Step 3) Understanding the Role of the AI Utility Function
AI Utility Function consists of variables, metrics, and associated weights that guide the AI model’s decisions, map desired outcomes to utility values, and measure decision effectiveness to continuously learn and adapt.
The AI Utility Function is the key to the effective, meaningful, and responsible execution of your AI models. The AI Utility Function assigns values to the AI system’s actions based on the economic value of outcomes. The AI models’ preferences over possible outcomes can be captured by a function that maps these outcomes to a utility value; the higher the number, the more that agent likes that outcome (Figure 4).
Figure 4: AI Utility Function
AI is like the children’s game of Hotter-Colder, with the AI Utility Function guiding the AI model’s actions in seeking the prize or desired outcome. The only difference? The prize or desired outcome is constantly moving or changing in the real world.
Summary: AI for Everyone – Part 1
For AI to reach its full economic and societal potential will require everyone’s participation in the design, application, and management of relevant, meaningful, and ethical AI models. To accomplish that, we must educate and empower everyone to think like a data scientist.
The Thinking Like a Data Scientist methodology is an inclusive, collaborative process for defining the variables and metrics against which organizations define and measure their value creation effectiveness. The TLADS methodology can help us create healthy AI Utility Functions that guide AI models to deliver relevant, meaningful, responsible, and ethical outcomes.
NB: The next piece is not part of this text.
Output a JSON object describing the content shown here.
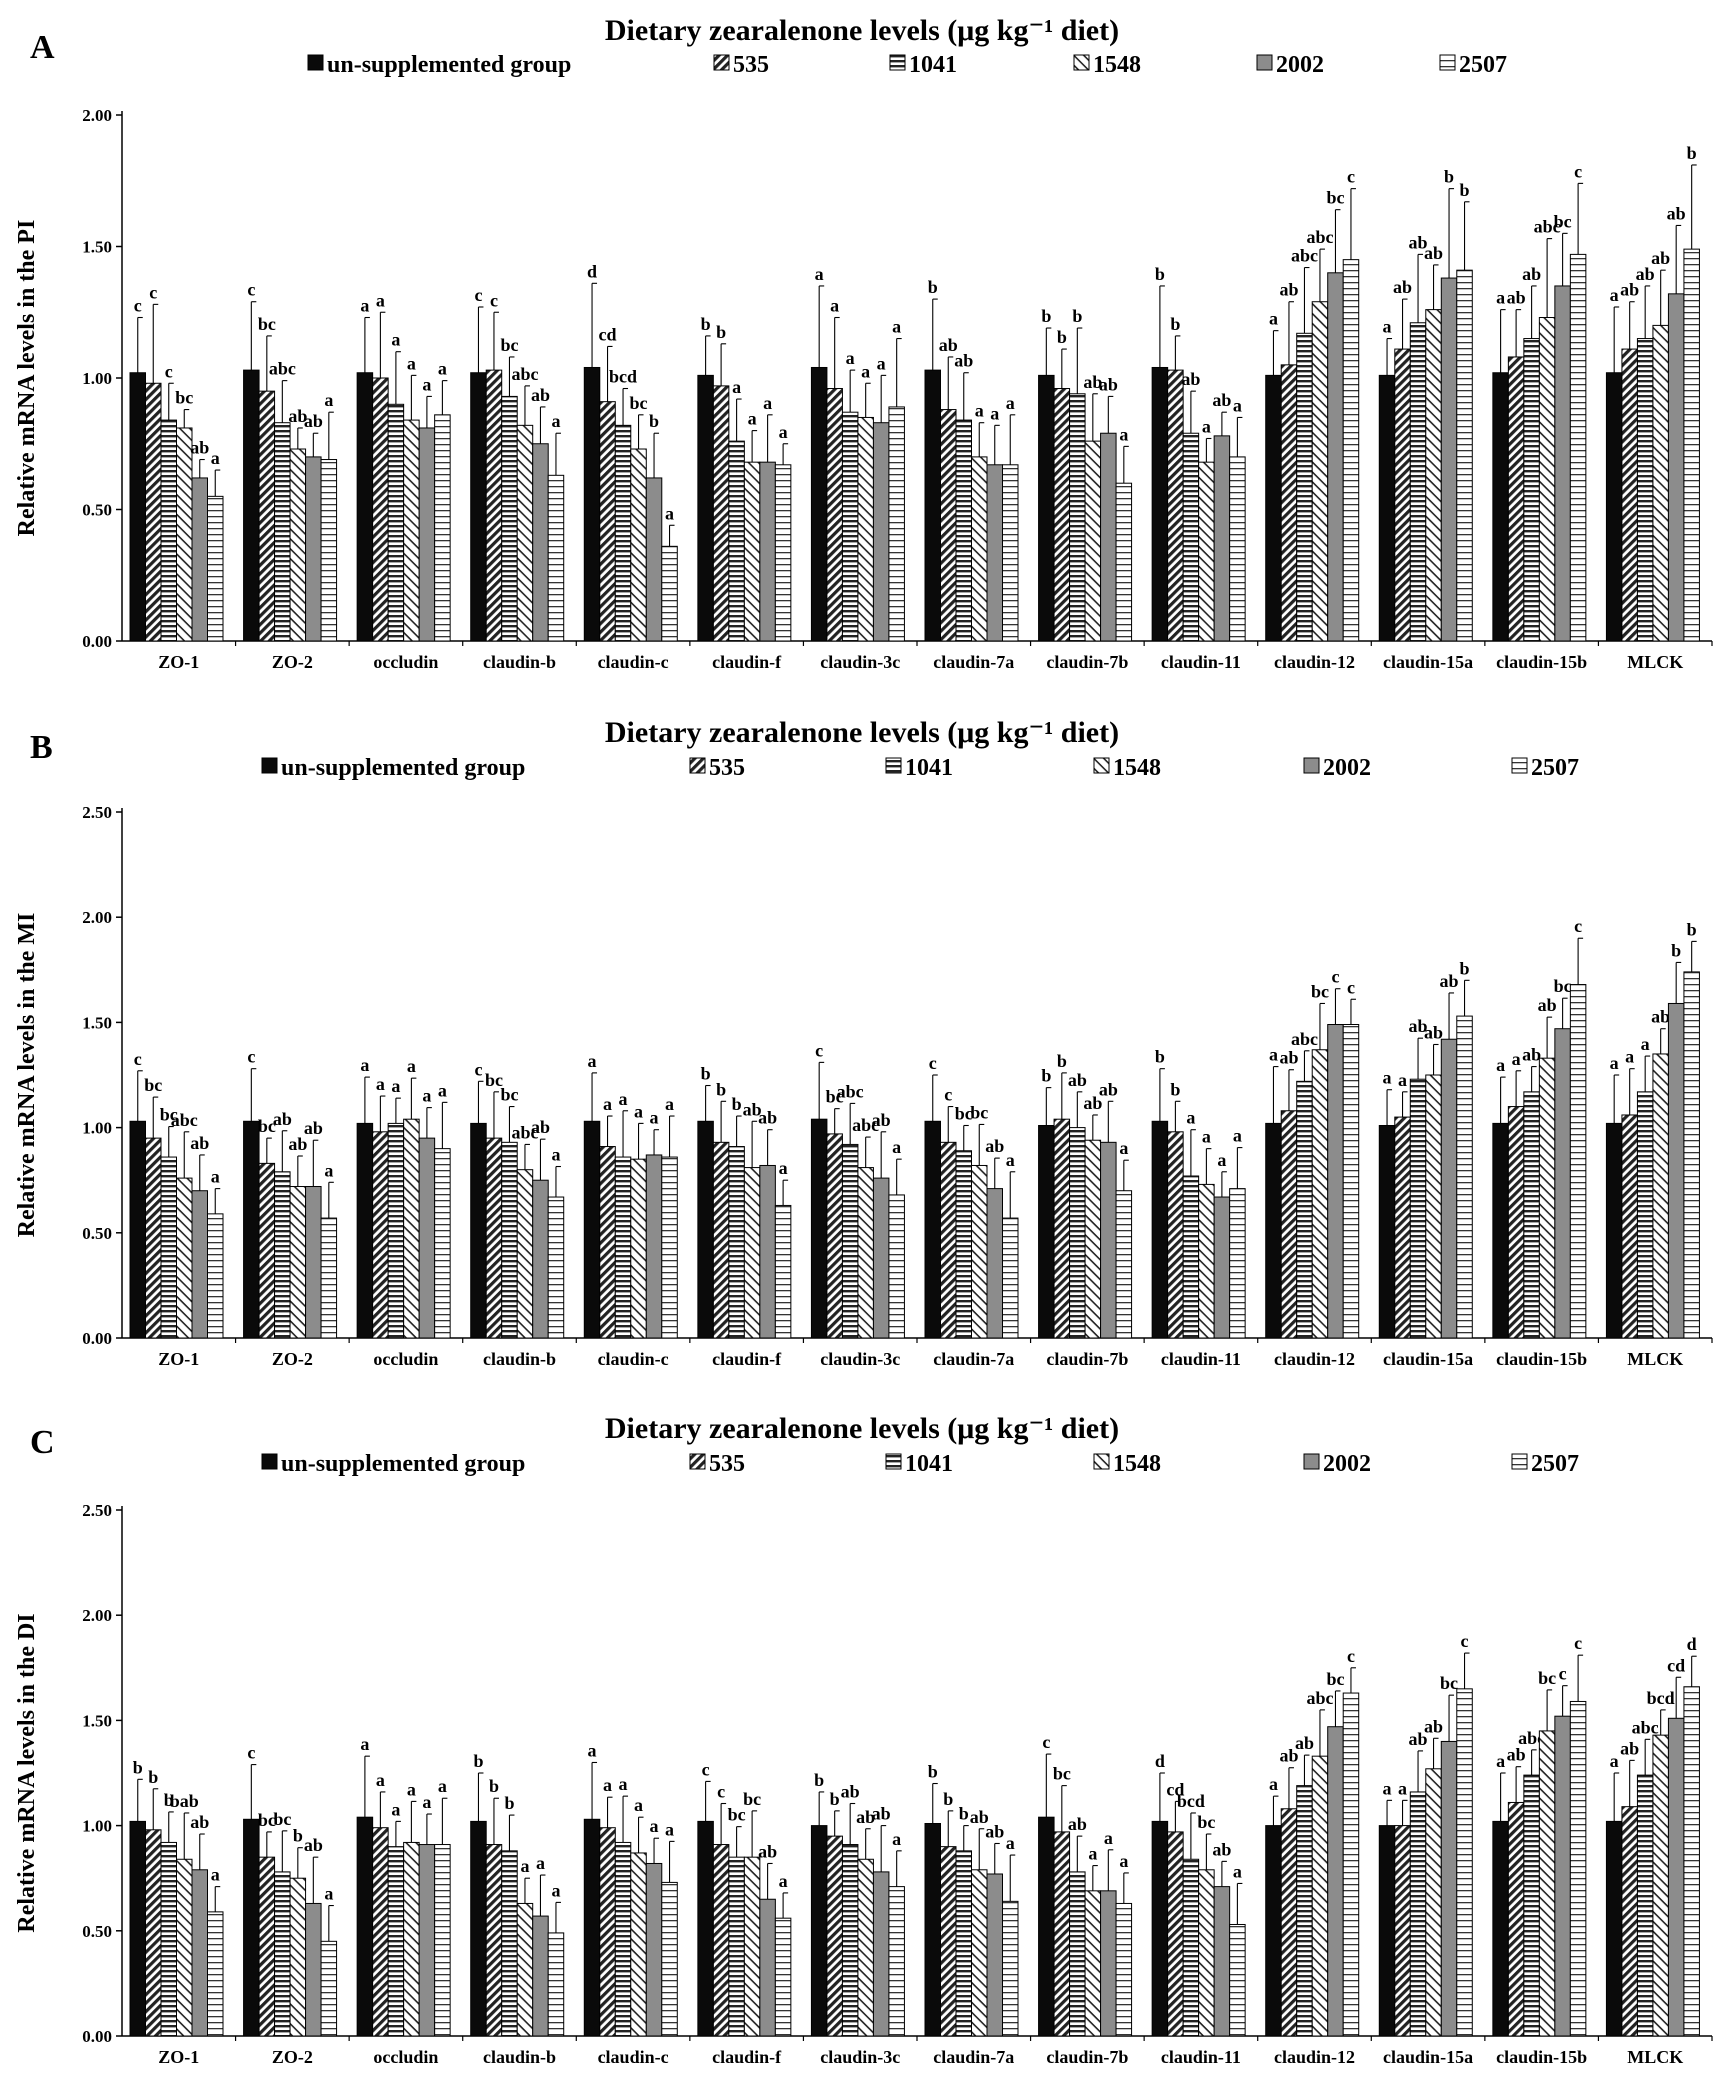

We can leverage the Thinking Like a Data Scientist methodology to create a playbook that anyone can follow to design, develop and deliver responsible and ethical AI models including:
- Step 1) Defining Value
- Step 2) Understanding How AI Works
- Step 3) Understanding the Role of the AI Utility Function
In part 2, we will continue the AI for Everyone playbook to ensure that everyone understands their role – and their responsibility – in developing responsible and ethical AI models.